Fear is the biggest factor keeping Canadian companies from entering the newest emerging markets, he says. Canadian companies “are extremely conservative, extremely risk-averse and extremely comfortable working with the U.S.,” he says, adding that operating in more challenging markets will “add flexibility and agility to your company. If you develop those skills internally you can sell anywhere. If you get a good reputation it’s going to go global.”

Boivin says that working in emerging markets has given Hatfield a vibrant corporate culture.

“We invested a lot of our own time and energy and it paid off,” he remarks. “We’ve been going off the beaten path and working in places that aren’t as fancy and marquee, but at the same time they have less competition and great needs for what we do.”

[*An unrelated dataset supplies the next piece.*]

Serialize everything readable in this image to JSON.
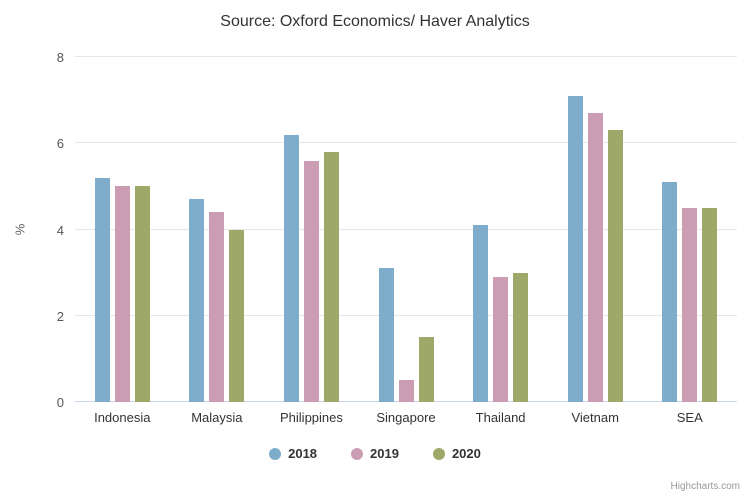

Canadian companies should plan for the long term when looking at the newest emerging markets, he says. “Be prepared to invest your own time and effort to make it work,” he says. “You have to be on the ground and getting your hands dirty.”

The new club

First there was BRIC, an acronym for Brazil, Russia, India and China, coined in 2001 by economist Jim O’Neill of Goldman Sachs Asset Management to describe the four rapidly developing countries that were shifting global economic power away from the developed G7 economies. As new high-growth markets continue to emerge, economists have found new ways to categorize them.

MINT: Mexico, Indonesia, Nigeria and Turkey. Coined by Fidelity Investments, a Boston asset-management firm.

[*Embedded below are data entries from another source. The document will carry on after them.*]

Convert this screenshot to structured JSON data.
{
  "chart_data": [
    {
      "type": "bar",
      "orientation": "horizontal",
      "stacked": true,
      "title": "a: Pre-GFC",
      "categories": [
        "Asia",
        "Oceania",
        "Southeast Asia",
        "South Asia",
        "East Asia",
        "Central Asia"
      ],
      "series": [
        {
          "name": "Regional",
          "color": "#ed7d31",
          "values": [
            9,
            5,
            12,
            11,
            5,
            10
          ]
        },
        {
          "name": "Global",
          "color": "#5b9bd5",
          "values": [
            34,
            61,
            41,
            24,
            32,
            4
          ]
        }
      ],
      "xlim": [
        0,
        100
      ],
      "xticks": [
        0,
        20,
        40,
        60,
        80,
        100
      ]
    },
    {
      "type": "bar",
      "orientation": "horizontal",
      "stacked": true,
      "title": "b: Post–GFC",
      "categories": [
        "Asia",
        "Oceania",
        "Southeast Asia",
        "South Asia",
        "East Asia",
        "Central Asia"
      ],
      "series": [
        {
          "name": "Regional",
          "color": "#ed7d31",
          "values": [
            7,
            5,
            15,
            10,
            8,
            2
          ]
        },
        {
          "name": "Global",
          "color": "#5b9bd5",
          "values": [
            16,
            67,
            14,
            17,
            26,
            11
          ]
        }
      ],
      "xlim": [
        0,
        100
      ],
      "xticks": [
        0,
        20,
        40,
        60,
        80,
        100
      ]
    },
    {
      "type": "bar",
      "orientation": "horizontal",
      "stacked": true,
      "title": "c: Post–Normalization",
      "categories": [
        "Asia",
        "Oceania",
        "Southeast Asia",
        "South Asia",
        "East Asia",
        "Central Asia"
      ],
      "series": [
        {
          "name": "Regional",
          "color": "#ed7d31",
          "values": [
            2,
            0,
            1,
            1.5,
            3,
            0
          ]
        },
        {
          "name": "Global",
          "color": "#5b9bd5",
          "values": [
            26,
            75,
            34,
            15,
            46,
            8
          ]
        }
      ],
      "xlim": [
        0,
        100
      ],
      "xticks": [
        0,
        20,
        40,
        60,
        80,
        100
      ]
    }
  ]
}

CIVETS: Colombia, Indonesia, Vietnam, Egypt, Turkey and South Africa. Coined by Robert Ward, global director of the Global Forecasting Team in the Economist Intelligence Unit.

The Next Eleven: Bangladesh, Egypt, Indonesia, Iran, Mexico, Nigeria, Pakistan, Philippines, Turkey, South Korea and Vietnam. Identified by Goldman Sachs and Jim O’Neill.

E7: China, India, Brazil, Mexico, Russia, Indonesia, Turkey. Coined by PricewaterhouseCoopers, this group of seven emerging countries is expected to have larger economies than the G7 countries by 2020.